US Q4 GDP Growth Rate Revised Up to 3.4%...New Unemployment Claims at 210,000 Below Expectations
Focus on Feb PCE Inflation Data to Be Released on 29th
The three major indices of the U.S. New York stock market showed mixed movements around the flat line in early trading on the 28th (local time). After attempting a rebound for the first time in three days the previous day, a cautious stance is deepening. The U.S. economy was also found to have maintained solid growth in the fourth quarter of last year.
As of 10:10 a.m. at the New York Stock Exchange (NYSE) on this day, the Dow Jones Industrial Average was down 0.01% from the previous close at 39,756.15. The S&P 500, which focuses on large-cap stocks, was up 0.05% at 5,250.97, while the tech-heavy Nasdaq index was down 0.05% at 16,392.08.
By individual stocks, Home Depot is down 0.55% after announcing the acquisition of building materials distributor SRS Distribution for $18.25 billion. Walgreens Boots Alliance reported better-than-expected second-quarter earnings but lowered its outlook for fiscal year 2024, causing a 0.93% decline. Trump Media & Technology Group (TMGT), the parent company of Truth Social, a social networking service founded by former U.S. President Donald Trump, was down 0.94% on its third day since debuting on the New York stock market.
The three major indices of the New York stock market are expected to close higher in the first quarter of this year. The S&P 500, which broke its all-time high the previous day, has risen about 10% so far this year. This is the largest increase in four years since 2019 (13.1%). The Dow Jones Industrial Average rose 5.5% during the same period, marking the largest gain since 2021 (7.4%). The Nasdaq index also increased by 9.3%. On a monthly basis, the S&P 500 rose 3%, while the Dow Jones Industrial Average and Nasdaq indices each rose more than 1.9%.
B. Riley Wealth’s Chief Market Strategist Art Hogan said, "The biggest data comes out on Friday when the market is closed," adding, "Investors are feeling more energized and a greater willingness to take risks is driving the market."

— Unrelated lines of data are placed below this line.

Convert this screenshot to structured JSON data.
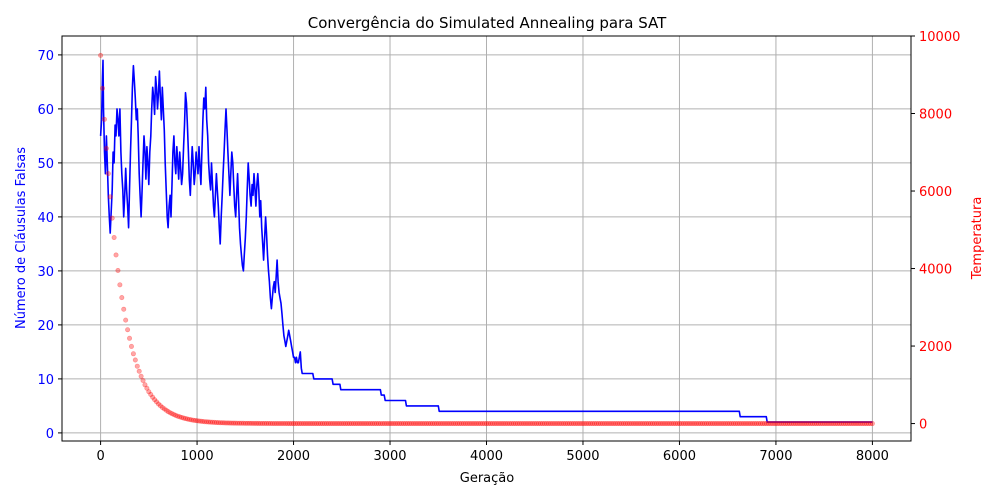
{
  "chart_data": {
    "type": "line",
    "title": "Convergência do Simulated Annealing para SAT",
    "xlabel": "Geração",
    "ylabel_left": "Número de Cláusulas Falsas",
    "ylabel_right": "Temperatura",
    "xlim": [
      -400,
      8400
    ],
    "ylim_left": [
      -1.5,
      73.5
    ],
    "ylim_right": [
      -450,
      10000
    ],
    "x_ticks": [
      0,
      1000,
      2000,
      3000,
      4000,
      5000,
      6000,
      7000,
      8000
    ],
    "y_left_ticks": [
      0,
      10,
      20,
      30,
      40,
      50,
      60,
      70
    ],
    "y_right_ticks": [
      0,
      2000,
      4000,
      6000,
      8000,
      10000
    ],
    "grid": true,
    "colors": {
      "left_series": "#0000ff",
      "right_series": "#ff0000",
      "grid": "#b0b0b0"
    },
    "series": [
      {
        "axis": "left",
        "style": "line",
        "points": [
          [
            0,
            55
          ],
          [
            10,
            58
          ],
          [
            20,
            66
          ],
          [
            25,
            69
          ],
          [
            30,
            60
          ],
          [
            40,
            52
          ],
          [
            50,
            48
          ],
          [
            60,
            55
          ],
          [
            70,
            50
          ],
          [
            80,
            44
          ],
          [
            90,
            40
          ],
          [
            100,
            37
          ],
          [
            110,
            41
          ],
          [
            120,
            45
          ],
          [
            130,
            52
          ],
          [
            140,
            50
          ],
          [
            150,
            57
          ],
          [
            160,
            55
          ],
          [
            170,
            60
          ],
          [
            180,
            58
          ],
          [
            190,
            55
          ],
          [
            200,
            60
          ],
          [
            210,
            52
          ],
          [
            220,
            48
          ],
          [
            230,
            45
          ],
          [
            240,
            40
          ],
          [
            250,
            44
          ],
          [
            260,
            49
          ],
          [
            270,
            45
          ],
          [
            280,
            42
          ],
          [
            290,
            38
          ],
          [
            300,
            45
          ],
          [
            310,
            52
          ],
          [
            320,
            58
          ],
          [
            330,
            64
          ],
          [
            340,
            68
          ],
          [
            350,
            65
          ],
          [
            360,
            62
          ],
          [
            370,
            58
          ],
          [
            380,
            60
          ],
          [
            390,
            55
          ],
          [
            400,
            48
          ],
          [
            410,
            44
          ],
          [
            420,
            40
          ],
          [
            430,
            45
          ],
          [
            440,
            50
          ],
          [
            450,
            55
          ],
          [
            460,
            52
          ],
          [
            470,
            47
          ],
          [
            480,
            53
          ],
          [
            490,
            50
          ],
          [
            500,
            46
          ],
          [
            510,
            52
          ],
          [
            520,
            55
          ],
          [
            530,
            60
          ],
          [
            540,
            64
          ],
          [
            550,
            62
          ],
          [
            560,
            59
          ],
          [
            570,
            66
          ],
          [
            580,
            64
          ],
          [
            590,
            60
          ],
          [
            600,
            63
          ],
          [
            610,
            67
          ],
          [
            620,
            62
          ],
          [
            630,
            58
          ],
          [
            640,
            64
          ],
          [
            650,
            60
          ],
          [
            660,
            56
          ],
          [
            670,
            50
          ],
          [
            680,
            45
          ],
          [
            690,
            40
          ],
          [
            700,
            38
          ],
          [
            710,
            42
          ],
          [
            720,
            44
          ],
          [
            730,
            40
          ],
          [
            740,
            46
          ],
          [
            750,
            52
          ],
          [
            760,
            55
          ],
          [
            770,
            50
          ],
          [
            780,
            48
          ],
          [
            790,
            53
          ],
          [
            800,
            50
          ],
          [
            810,
            47
          ],
          [
            820,
            52
          ],
          [
            830,
            49
          ],
          [
            840,
            46
          ],
          [
            850,
            48
          ],
          [
            860,
            53
          ],
          [
            870,
            57
          ],
          [
            880,
            63
          ],
          [
            890,
            61
          ],
          [
            900,
            57
          ],
          [
            910,
            52
          ],
          [
            920,
            47
          ],
          [
            930,
            44
          ],
          [
            940,
            49
          ],
          [
            950,
            53
          ],
          [
            960,
            50
          ],
          [
            970,
            46
          ],
          [
            980,
            48
          ],
          [
            990,
            52
          ],
          [
            1000,
            50
          ],
          [
            1010,
            48
          ],
          [
            1020,
            53
          ],
          [
            1030,
            49
          ],
          [
            1040,
            46
          ],
          [
            1050,
            52
          ],
          [
            1060,
            58
          ],
          [
            1070,
            62
          ],
          [
            1080,
            60
          ],
          [
            1090,
            64
          ],
          [
            1100,
            58
          ],
          [
            1110,
            55
          ],
          [
            1120,
            50
          ],
          [
            1130,
            47
          ],
          [
            1140,
            45
          ],
          [
            1150,
            50
          ],
          [
            1160,
            46
          ],
          [
            1170,
            42
          ],
          [
            1180,
            40
          ],
          [
            1190,
            44
          ],
          [
            1200,
            48
          ],
          [
            1210,
            45
          ],
          [
            1220,
            42
          ],
          [
            1230,
            38
          ],
          [
            1240,
            35
          ],
          [
            1250,
            40
          ],
          [
            1260,
            44
          ],
          [
            1270,
            48
          ],
          [
            1280,
            52
          ],
          [
            1290,
            56
          ],
          [
            1300,
            60
          ],
          [
            1310,
            56
          ],
          [
            1320,
            52
          ],
          [
            1330,
            48
          ],
          [
            1340,
            44
          ],
          [
            1350,
            48
          ],
          [
            1360,
            52
          ],
          [
            1370,
            50
          ],
          [
            1380,
            46
          ],
          [
            1390,
            42
          ],
          [
            1400,
            40
          ],
          [
            1410,
            44
          ],
          [
            1420,
            48
          ],
          [
            1430,
            43
          ],
          [
            1440,
            38
          ],
          [
            1450,
            35
          ],
          [
            1460,
            33
          ],
          [
            1470,
            31
          ],
          [
            1480,
            30
          ],
          [
            1490,
            33
          ],
          [
            1500,
            36
          ],
          [
            1510,
            40
          ],
          [
            1520,
            45
          ],
          [
            1530,
            50
          ],
          [
            1540,
            47
          ],
          [
            1550,
            44
          ],
          [
            1560,
            42
          ],
          [
            1570,
            46
          ],
          [
            1580,
            44
          ],
          [
            1590,
            48
          ],
          [
            1600,
            45
          ],
          [
            1610,
            42
          ],
          [
            1620,
            46
          ],
          [
            1630,
            48
          ],
          [
            1640,
            45
          ],
          [
            1650,
            40
          ],
          [
            1660,
            43
          ],
          [
            1670,
            38
          ],
          [
            1680,
            35
          ],
          [
            1690,
            32
          ],
          [
            1700,
            36
          ],
          [
            1710,
            40
          ],
          [
            1720,
            37
          ],
          [
            1730,
            33
          ],
          [
            1740,
            30
          ],
          [
            1750,
            28
          ],
          [
            1760,
            25
          ],
          [
            1770,
            23
          ],
          [
            1780,
            25
          ],
          [
            1790,
            27
          ],
          [
            1800,
            28
          ],
          [
            1810,
            26
          ],
          [
            1820,
            29
          ],
          [
            1830,
            32
          ],
          [
            1840,
            28
          ],
          [
            1850,
            26
          ],
          [
            1860,
            25
          ],
          [
            1870,
            24
          ],
          [
            1880,
            22
          ],
          [
            1890,
            20
          ],
          [
            1900,
            18
          ],
          [
            1910,
            17
          ],
          [
            1920,
            16
          ],
          [
            1930,
            17
          ],
          [
            1940,
            18
          ],
          [
            1950,
            19
          ],
          [
            1960,
            18
          ],
          [
            1970,
            17
          ],
          [
            1980,
            16
          ],
          [
            1990,
            15
          ],
          [
            2000,
            14
          ],
          [
            2010,
            14
          ],
          [
            2020,
            13
          ],
          [
            2030,
            14
          ],
          [
            2040,
            13
          ],
          [
            2050,
            13
          ],
          [
            2060,
            14
          ],
          [
            2070,
            15
          ],
          [
            2080,
            12
          ],
          [
            2090,
            11
          ],
          [
            2100,
            11
          ],
          [
            2200,
            11
          ],
          [
            2210,
            10
          ],
          [
            2400,
            10
          ],
          [
            2410,
            9
          ],
          [
            2480,
            9
          ],
          [
            2490,
            8
          ],
          [
            2900,
            8
          ],
          [
            2910,
            7
          ],
          [
            2940,
            7
          ],
          [
            2950,
            6
          ],
          [
            3160,
            6
          ],
          [
            3170,
            5
          ],
          [
            3500,
            5
          ],
          [
            3510,
            4
          ],
          [
            6620,
            4
          ],
          [
            6630,
            3
          ],
          [
            6900,
            3
          ],
          [
            6910,
            2
          ],
          [
            8000,
            2
          ]
        ]
      },
      {
        "axis": "right",
        "style": "markers",
        "points": [
          [
            0,
            9500
          ],
          [
            20,
            8650
          ],
          [
            40,
            7850
          ],
          [
            60,
            7100
          ],
          [
            80,
            6450
          ],
          [
            100,
            5850
          ],
          [
            120,
            5300
          ],
          [
            140,
            4800
          ],
          [
            160,
            4350
          ],
          [
            180,
            3950
          ],
          [
            200,
            3580
          ],
          [
            220,
            3250
          ],
          [
            240,
            2950
          ],
          [
            260,
            2670
          ],
          [
            280,
            2420
          ],
          [
            300,
            2200
          ],
          [
            320,
            1990
          ],
          [
            340,
            1800
          ],
          [
            360,
            1640
          ],
          [
            380,
            1480
          ],
          [
            400,
            1350
          ],
          [
            420,
            1220
          ],
          [
            440,
            1110
          ],
          [
            460,
            1000
          ],
          [
            480,
            910
          ],
          [
            500,
            820
          ],
          [
            520,
            750
          ],
          [
            540,
            680
          ],
          [
            560,
            615
          ],
          [
            580,
            560
          ],
          [
            600,
            505
          ],
          [
            620,
            460
          ],
          [
            640,
            415
          ],
          [
            660,
            380
          ],
          [
            680,
            345
          ],
          [
            700,
            310
          ],
          [
            720,
            280
          ],
          [
            740,
            255
          ],
          [
            760,
            232
          ],
          [
            780,
            210
          ],
          [
            800,
            190
          ],
          [
            820,
            173
          ],
          [
            840,
            157
          ],
          [
            860,
            142
          ],
          [
            880,
            129
          ],
          [
            900,
            117
          ],
          [
            920,
            106
          ],
          [
            940,
            96
          ],
          [
            960,
            87
          ],
          [
            980,
            79
          ],
          [
            1000,
            72
          ],
          [
            1020,
            65
          ],
          [
            1040,
            59
          ],
          [
            1060,
            53
          ],
          [
            1080,
            48
          ],
          [
            1100,
            44
          ],
          [
            1120,
            40
          ],
          [
            1140,
            36
          ],
          [
            1160,
            33
          ],
          [
            1180,
            30
          ],
          [
            1200,
            27
          ],
          [
            1220,
            24
          ],
          [
            1240,
            22
          ],
          [
            1260,
            20
          ],
          [
            1280,
            18
          ],
          [
            1300,
            16
          ],
          [
            1320,
            15
          ],
          [
            1340,
            13
          ],
          [
            1360,
            12
          ],
          [
            1380,
            11
          ],
          [
            1400,
            10
          ],
          [
            1420,
            9
          ],
          [
            1440,
            8
          ],
          [
            1460,
            7
          ],
          [
            1480,
            7
          ],
          [
            1500,
            6
          ],
          [
            1600,
            4
          ],
          [
            1700,
            2
          ],
          [
            1800,
            1
          ],
          [
            2000,
            0
          ],
          [
            2500,
            0
          ],
          [
            3000,
            0
          ],
          [
            3500,
            0
          ],
          [
            4000,
            0
          ],
          [
            4500,
            0
          ],
          [
            5000,
            0
          ],
          [
            5500,
            0
          ],
          [
            6000,
            0
          ],
          [
            6500,
            0
          ],
          [
            7000,
            0
          ],
          [
            7500,
            0
          ],
          [
            8000,
            0
          ]
        ]
      }
    ]
  }
}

The U.S. GDP growth rate indicator released that morning reaffirmed the robust growth of the U.S. economy. The U.S. Department of Commerce announced that the GDP growth rate for the fourth quarter of last year (final figure) was 3.4% annualized. This was revised upward by 0.2 percentage points from the preliminary figure (3.2%) announced last month. The U.S. economic growth rate is released in three stages: advance, preliminary, and final, and unlike Korea, it is published as an annualized growth rate compared to the previous quarter (seasonally adjusted). Strong consumer spending and increased corporate investment in nonresidential structures such as factories were reflected.
Jeremy Straub, CEO of Coastal Wealth, said, "The GDP figures confirmed the economy’s strength," adding, "Fed rate cuts would be welcome news for stocks but are not a necessary condition for a bull market. The market has rallied over the past 18 months despite high interest rates."

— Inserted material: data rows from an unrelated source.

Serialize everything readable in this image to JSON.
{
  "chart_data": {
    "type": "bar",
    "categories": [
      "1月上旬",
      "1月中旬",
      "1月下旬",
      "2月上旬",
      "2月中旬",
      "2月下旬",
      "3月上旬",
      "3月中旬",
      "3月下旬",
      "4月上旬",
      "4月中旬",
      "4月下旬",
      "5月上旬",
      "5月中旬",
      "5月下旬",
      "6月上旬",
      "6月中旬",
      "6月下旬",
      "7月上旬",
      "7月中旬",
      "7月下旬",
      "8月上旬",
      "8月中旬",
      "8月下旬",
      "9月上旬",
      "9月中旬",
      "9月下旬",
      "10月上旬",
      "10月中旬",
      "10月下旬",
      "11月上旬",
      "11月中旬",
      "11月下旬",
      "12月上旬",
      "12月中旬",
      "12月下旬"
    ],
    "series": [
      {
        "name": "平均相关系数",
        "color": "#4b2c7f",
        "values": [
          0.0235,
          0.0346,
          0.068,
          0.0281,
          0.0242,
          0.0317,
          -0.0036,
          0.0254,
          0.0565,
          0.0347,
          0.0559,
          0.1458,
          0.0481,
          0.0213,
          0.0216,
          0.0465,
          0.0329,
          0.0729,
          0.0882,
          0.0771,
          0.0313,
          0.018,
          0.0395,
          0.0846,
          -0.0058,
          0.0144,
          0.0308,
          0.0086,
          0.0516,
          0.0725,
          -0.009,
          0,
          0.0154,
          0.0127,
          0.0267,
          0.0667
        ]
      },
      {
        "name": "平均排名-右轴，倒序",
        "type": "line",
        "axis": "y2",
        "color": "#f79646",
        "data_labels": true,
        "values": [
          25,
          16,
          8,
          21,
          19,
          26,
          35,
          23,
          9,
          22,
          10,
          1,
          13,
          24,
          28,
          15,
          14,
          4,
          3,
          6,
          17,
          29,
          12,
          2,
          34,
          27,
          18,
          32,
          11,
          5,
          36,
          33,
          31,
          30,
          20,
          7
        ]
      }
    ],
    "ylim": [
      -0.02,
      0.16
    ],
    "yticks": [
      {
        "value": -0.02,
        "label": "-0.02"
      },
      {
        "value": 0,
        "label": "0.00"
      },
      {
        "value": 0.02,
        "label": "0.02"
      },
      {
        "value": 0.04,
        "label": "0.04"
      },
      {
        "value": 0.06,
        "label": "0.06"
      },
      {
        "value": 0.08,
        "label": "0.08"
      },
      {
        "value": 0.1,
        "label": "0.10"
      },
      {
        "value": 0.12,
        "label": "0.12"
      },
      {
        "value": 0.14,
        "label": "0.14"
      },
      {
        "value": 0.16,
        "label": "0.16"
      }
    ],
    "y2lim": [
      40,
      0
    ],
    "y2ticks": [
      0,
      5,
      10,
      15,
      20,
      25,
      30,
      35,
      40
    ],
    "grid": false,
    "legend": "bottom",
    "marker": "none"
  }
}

The labor market also remains strong. The U.S. Department of Labor reported that new unemployment claims for the week of March 17?23 totaled 210,000, slightly below the market expectation of 212,000. This was the same as the revised figure of 212,000 from the previous week. New unemployment claims, which reflect corporate layoffs, have hovered around 200,000 since mid-September last year. Compared to before the COVID-19 pandemic, this remains a record low level. Continuing claims, which count those applying for unemployment benefits for at least two weeks, were 1,819,000 for the week of March 10?16, an increase of 24,000 from the revised previous week. This indicates fewer existing unemployed people have found new jobs.
The market is closely watching the February Personal Consumption Expenditures (PCE) price index to be released on the 29th. The core PCE price index for February is expected to have risen 0.3% month-over-month, a smaller increase than January’s 0.4%. However, the annual increase is expected to remain steady at 2.8%, the same level as January. Since the Consumer Price Index (CPI) exceeded expert expectations for two consecutive months in January and February this year, attention is focused on the PCE price trend. However, since the 29th is Good Friday, a holiday before Easter, market reactions to the inflation data are expected to be confirmed after the New York stock market opens on April 1.
CEO Straub predicted, "If the PCE price index released on the 29th meets or comes close to expectations, the Fed is likely to cut rates three times this year."
Government bond yields are slightly higher. The U.S. 10-year Treasury yield, a global bond yield benchmark, rose slightly from the previous day to 4.2%, while the 2-year Treasury yield, sensitive to monetary policy, rose 3 basis points (1bp = 0.01 percentage points) to around 4.6%.
International oil prices are strong due to supply concerns. West Texas Intermediate (WTI) crude oil rose $0.89 (1.1%) to $82.24 per barrel, and Brent crude rose $0.91 (1.1%) to $87 per barrel.